Some viewers might hate it, but as Iden points out, sports betting and online casino legalization is proving overwhelmingly positive for local media outlets.

“I have a couple of buddies that are in the radio business,” Iden said, “and they’ve told me that it’s been great for them, because this is a new stream of advertising that they hadn’t seen before. These marketing dollars that are getting spent with local firms throughout Michigan, it’s great from the media side of things. These are dollars that are being spent in Michigan — so the state is getting not just the direct taxes from sports wagering, but other taxes that come in as well through spending like this.”

While that is a noteworthy upside to the state passing the gaming bills that Iden introduced, the public backlash is real, and it isn’t limited only to those who are irritated by the volume of the ads. There’s also the anti-gaming faction, those who view gambling as a harmful vice and have issues with the promotion of gambling in these commercials.

The common counter to that is that gambling will take place whether you legalize it or not, and when it’s regulated, money can be earmarked for responsible gambling programs and ads can be carefully monitored. As AdAge reported in January, “Every gaming commission publishes guidelines on how to adhere to responsible gaming messages in advertising and promotions.”

This is an important pillar of Iden’s attitude toward the legalization of online gambling.

“We always need to do more when it comes to responsible gaming,” Iden said. “The dollars are coming in as we anticipated, that’s good. But I really want to step up the efforts in what we’re doing on problem gaming, more than just the 1-800 number. We need to start doing some actual outreach. I certainly do hope that the legislature continues to work on new ways to address problem gaming.”

When will it end?

Going back to Iden’s anecdote about his uncle and sportsbook ads being the new political ads, there is one key difference between the commercials encouraging folks to vote for a certain candidate and those encouraging them to bet on a certain team: The former stops after election day.
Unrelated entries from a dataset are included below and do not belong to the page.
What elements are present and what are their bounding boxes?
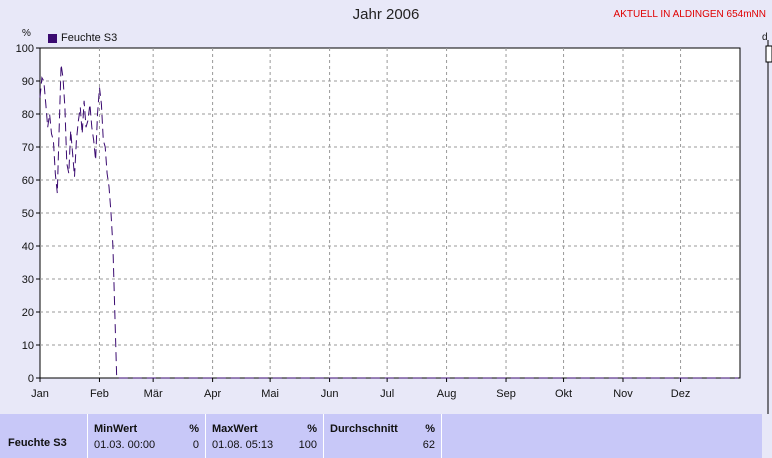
stats-avg-header: Durchschnitt xyxy=(330,423,398,435)
y-unit-right: d xyxy=(762,32,768,43)
legend: Feuchte S3 xyxy=(48,32,117,44)
x-tick-label: Okt xyxy=(555,388,572,400)
y-tick-label: 0 xyxy=(28,373,34,385)
x-tick-label: Sep xyxy=(496,388,516,400)
y-tick-label: 60 xyxy=(22,175,34,187)
stats-max-header: MaxWert xyxy=(212,423,258,435)
y-tick-label: 80 xyxy=(22,109,34,121)
x-tick-label: Jul xyxy=(380,388,394,400)
x-tick-label: Dez xyxy=(671,388,691,400)
legend-swatch xyxy=(48,33,57,43)
stats-min-unit: % xyxy=(189,423,199,435)
stats-avg-value: 62 xyxy=(422,439,435,451)
stats-max-cell: MaxWert % 01.08. 05:13 100 xyxy=(206,414,324,458)
stats-min-cell: MinWert % 01.03. 00:00 0 xyxy=(88,414,206,458)
stats-table: Feuchte S3 MinWert % 01.03. 00:00 0 MaxW… xyxy=(0,414,772,458)
y-tick-label: 70 xyxy=(22,142,34,154)
y-tick-label: 10 xyxy=(22,340,34,352)
stats-series-label: Feuchte S3 xyxy=(8,437,67,449)
y-tick-label: 30 xyxy=(22,274,34,286)
x-tick-label: Nov xyxy=(613,388,633,400)
x-tick-label: Mär xyxy=(144,388,163,400)
stats-max-time: 01.08. 05:13 xyxy=(212,439,274,451)
station-label: AKTUELL IN ALDINGEN 654mNN xyxy=(613,9,766,20)
x-tick-label: Feb xyxy=(90,388,109,400)
stats-avg-cell: Durchschnitt % 62 xyxy=(324,414,442,458)
y-tick-label: 90 xyxy=(22,76,34,88)
y-unit-left: % xyxy=(22,28,31,39)
stats-max-unit: % xyxy=(307,423,317,435)
x-tick-label: Apr xyxy=(204,388,221,400)
right-axis-thumb xyxy=(765,45,772,63)
y-tick-label: 100 xyxy=(16,43,34,55)
x-tick-label: Jun xyxy=(321,388,339,400)
stats-empty-cell xyxy=(442,414,762,458)
stats-avg-unit: % xyxy=(425,423,435,435)
y-tick-label: 20 xyxy=(22,307,34,319)
x-tick-label: Aug xyxy=(437,388,457,400)
legend-label: Feuchte S3 xyxy=(61,32,118,44)
chart-plot: 0 10 20 30 40 50 60 70 80 90 100 Jan Feb Mär Apr Mai Jun… xyxy=(16,40,772,414)
chart-title: Jahr 2006 xyxy=(352,6,420,23)
stats-min-time: 01.03. 00:00 xyxy=(94,439,156,451)
x-tick-label: Jan xyxy=(31,388,49,400)
y-tick-label: 50 xyxy=(22,208,34,220)
series-line xyxy=(39,64,739,379)
stats-min-header: MinWert xyxy=(94,423,138,435)
stats-min-value: 0 xyxy=(192,439,199,451)
x-tick-label: Mai xyxy=(261,388,279,400)
stats-series-cell: Feuchte S3 xyxy=(0,414,88,458)
y-tick-label: 40 xyxy=(22,241,34,253)
stats-max-value: 100 xyxy=(298,439,317,451)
Iden acknowledges that with gambling ads, there’s no specific end date.

“However,” he said, “after you get to the point at which companies feel the market has been defined, you’re going to see them back off.

“We’ve seen so many of these operators spend so much money on marketing, which is eating into their profits — eventually, in order to become profitable they’re going to have to back off on the marketing spend. That just will naturally happen. They have no choice. I mean, you get to a point where you’ve gained as much market share as you can naturally gain, and you back off. Sure, there will still be a few billboards, there will still be radio and some of that, but it will not be to the extreme that we’re seeing now.”

Does that sound like a light at the end of the tunnel to those consumers who have already reached their breaking point on deposit bonuses, promo codes, and a dozen different sites each claiming to be “Michigan’s No. 1 sportsbook”? That’s hard to say. The deluge of sportsbook and casino ads will eventually slow to a trickle. But that time figures to still be several election cycles away.